The South Dakota Humanities Council – originally known as the South Dakota Committee on the Humanities – was founded in 1972 in response to an act of Congress. Today’s SDHC began as an advisory group accompanied by a Council of Humanists that sought to “bridge the gap between its Indigenous and non-Indigenous people.” Supported by a $125,000 grant from the National Endowment for the Humanities (NEH), the Committee began its endeavors through an adult education program whose theme was “Indian and Non-Indian: Cultural Contributions for a Better South Dakota.”

During its first year in existence, the South Dakota Council on the Humanities received 50 program proposals involving 12,760 people. Of those proposals, 9 programs were funded totaling $41,000, reaching an untold number of people. Now, 44 years later, SDHC continues that mission – to reach as many people as possible – in an effort to fulfill one of the core goals of the nonprofit organization: to provide “a perspective and understanding of human thought, human relations, human values, history, culture, and ideas” and “bring the spirit of the humanities to public policy in the state” by “bringing the teacher-humanist into dialogue with the adult public on current policy issues.” While the shaping of discourse with the adult public regarding public policy remains an important aspect of SDHC programming, efforts have been made across the years to expand that impact, growing to also promote the education and awareness of South Dakotans across the lifespan.

The mission of the South Dakota Humanities Council is threefold: to celebrate literature, promote civil conversation, and tell the stories that define our state. Encompassed within that mission is programming aimed at increasing literacy rates, promoting the education of youth as well as adults, and providing a platform on which the diverse cultural stories at the very core of the state’s identity can be shared.

SDHC’s programming efforts have expanded considerably since its founding in 1972, growing from efforts at civic education and conversations aimed at the shaping of public policy to the distribution of over 100,000 free books distributed to third grade students across the state and the development of an annual Festival of Books, designed to bring readers and writers together to celebrate literature, literacy, and all things South Dakota.

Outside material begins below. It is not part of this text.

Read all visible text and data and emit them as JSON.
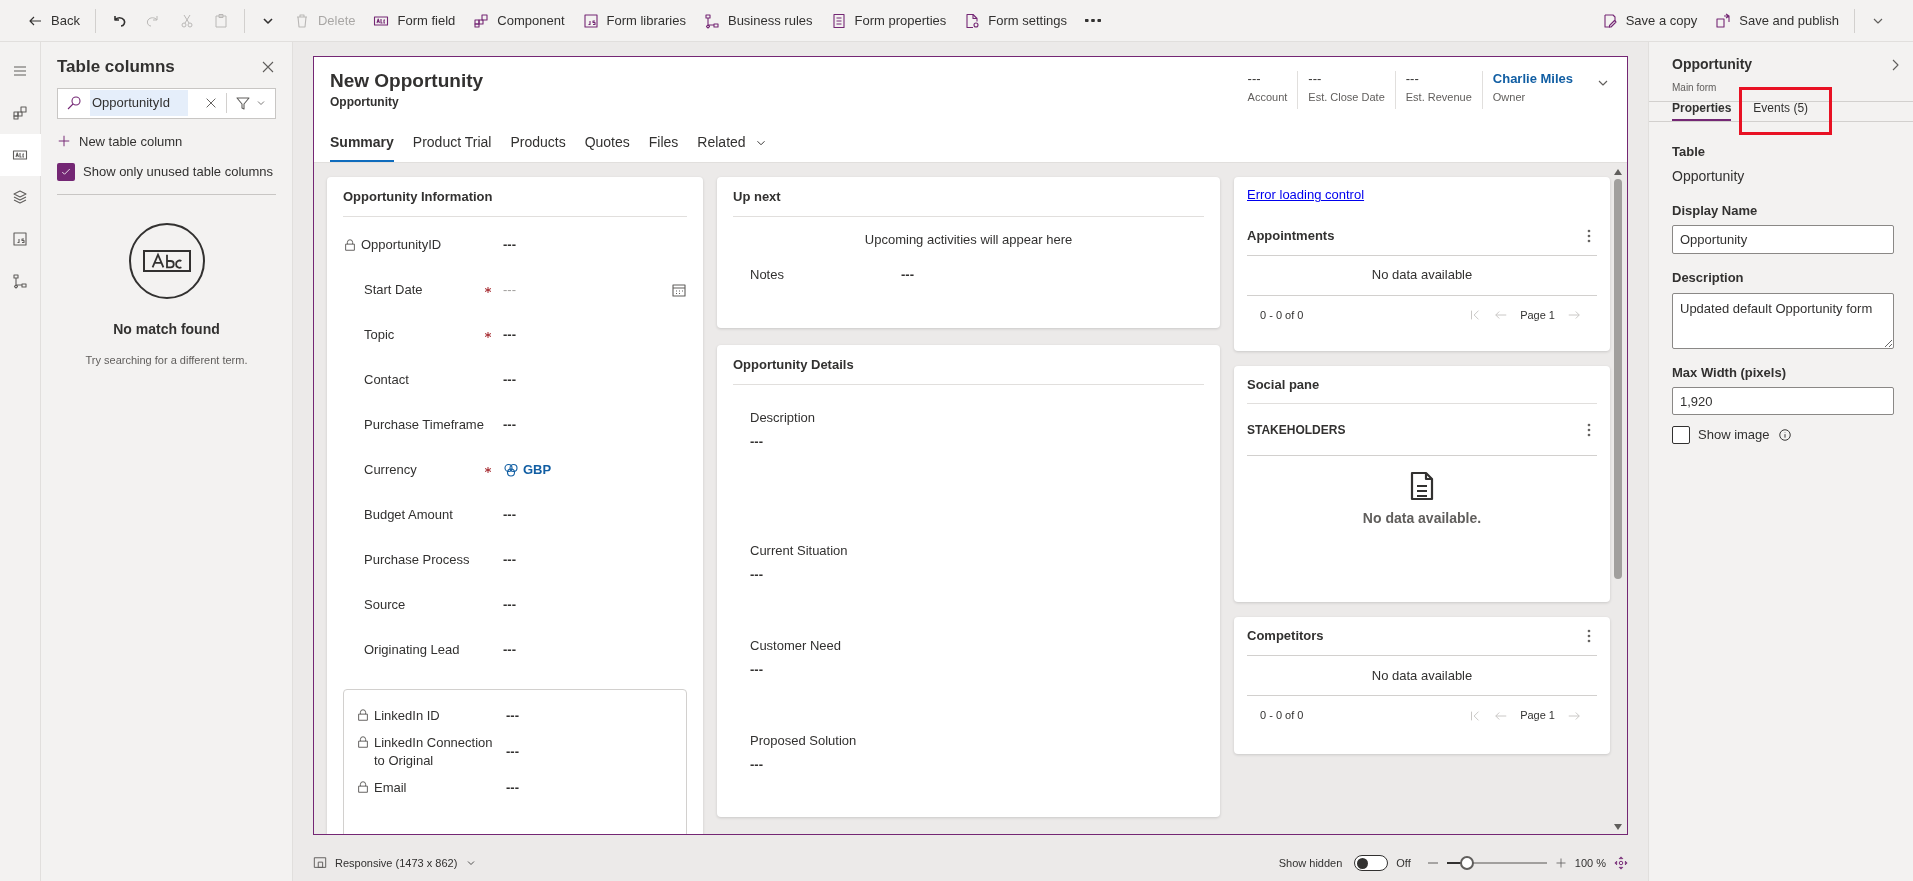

SDHC has helped to bring numerous notable Americans into the state’s classrooms and venues over the years – including Maya Angelou, Doris Kearns Goodwin, Vine Deloria, Jr., Joy Harjo, Madeleine Albright, Melinda Gates, and John Grisham – and aims to continue bringing national scholars to the state while highlighting and celebrating those scholars and leaders that South Dakota is proud to call their own.

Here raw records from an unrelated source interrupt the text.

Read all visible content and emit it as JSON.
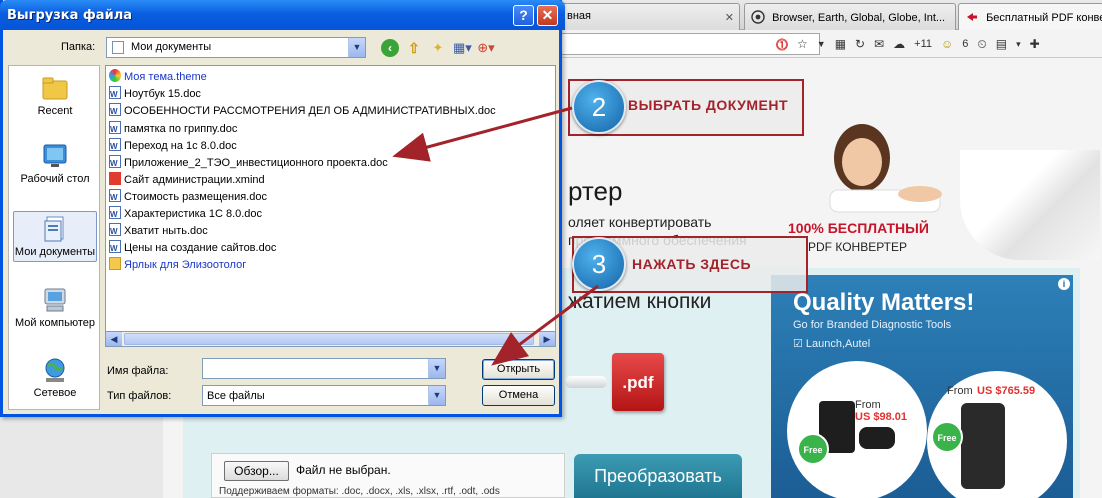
{
  "browser": {
    "tabs": [
      {
        "label": "вная",
        "active": false
      },
      {
        "label": "Browser, Earth, Global, Globe, Int...",
        "active": false
      },
      {
        "label": "Бесплатный PDF конвер",
        "active": true
      }
    ],
    "badge_count": "+11",
    "download_count": "6"
  },
  "page": {
    "hero_title": "ртер",
    "hero_line1": "оляет конвертировать",
    "hero_line2": "программного обеспечения",
    "press_text": "жатием кнопки",
    "free_label": "100% БЕСПЛАТНЫЙ",
    "free_sub": "PDF КОНВЕРТЕР",
    "pdf_icon_text": ".pdf",
    "browse_label": "Обзор...",
    "no_file_text": "Файл не выбран.",
    "formats_text": "Поддерживаем форматы: .doc, .docx, .xls, .xlsx, .rtf, .odt, .ods",
    "convert_label": "Преобразовать"
  },
  "ad": {
    "title": "Quality Matters!",
    "subtitle": "Go for Branded Diagnostic Tools",
    "brand": "☑ Launch,Autel",
    "left_from": "From",
    "left_price": "US $98.01",
    "right_from": "From",
    "right_price": "US $765.59",
    "free_badge": "Free",
    "info": "i"
  },
  "callouts": {
    "step2_number": "2",
    "step2_text": "ВЫБРАТЬ ДОКУМЕНТ",
    "step3_number": "3",
    "step3_text": "НАЖАТЬ ЗДЕСЬ",
    "accent_color": "#a3232b"
  },
  "dialog": {
    "title": "Выгрузка файла",
    "help_label": "?",
    "close_label": "✕",
    "folder_label": "Папка:",
    "folder_value": "Мои документы",
    "places": [
      {
        "label": "Recent"
      },
      {
        "label": "Рабочий стол"
      },
      {
        "label": "Мои документы"
      },
      {
        "label": "Мой компьютер"
      },
      {
        "label": "Сетевое"
      }
    ],
    "files": [
      {
        "name": "Моя тема.theme",
        "icon": "theme-icon"
      },
      {
        "name": "Ноутбук 15.doc",
        "icon": "word-doc-icon"
      },
      {
        "name": "ОСОБЕННОСТИ РАССМОТРЕНИЯ ДЕЛ ОБ АДМИНИСТРАТИВНЫХ.doc",
        "icon": "word-doc-icon"
      },
      {
        "name": "памятка по гриппу.doc",
        "icon": "word-doc-icon"
      },
      {
        "name": "Переход на 1с 8.0.doc",
        "icon": "word-doc-icon"
      },
      {
        "name": "Приложение_2_ТЭО_инвестиционного проекта.doc",
        "icon": "word-doc-icon"
      },
      {
        "name": "Сайт администрации.xmind",
        "icon": "xmind-icon"
      },
      {
        "name": "Стоимость размещения.doc",
        "icon": "word-doc-icon"
      },
      {
        "name": "Характеристика 1С 8.0.doc",
        "icon": "word-doc-icon"
      },
      {
        "name": "Хватит ныть.doc",
        "icon": "word-doc-icon"
      },
      {
        "name": "Цены на создание сайтов.doc",
        "icon": "word-doc-icon"
      },
      {
        "name": "Ярлык для Элизоотолог",
        "icon": "folder-shortcut-icon"
      }
    ],
    "filename_label": "Имя файла:",
    "filename_value": "",
    "filetype_label": "Тип файлов:",
    "filetype_value": "Все файлы",
    "open_label": "Открыть",
    "cancel_label": "Отмена"
  }
}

With significant cuts to its federal funding in early 2025, SDHC has experienced a need to alter much of its programming in the past year but is revamping and reinvigorating its efforts to continue fulfilling the vision expressed during its founding over 40 years ago.

SDHC hopes all citizens will join in on this adventurous journey into the future; one in which literature is celebrated, civil conversation is promoted, and the stories that define South Dakota continue to be told.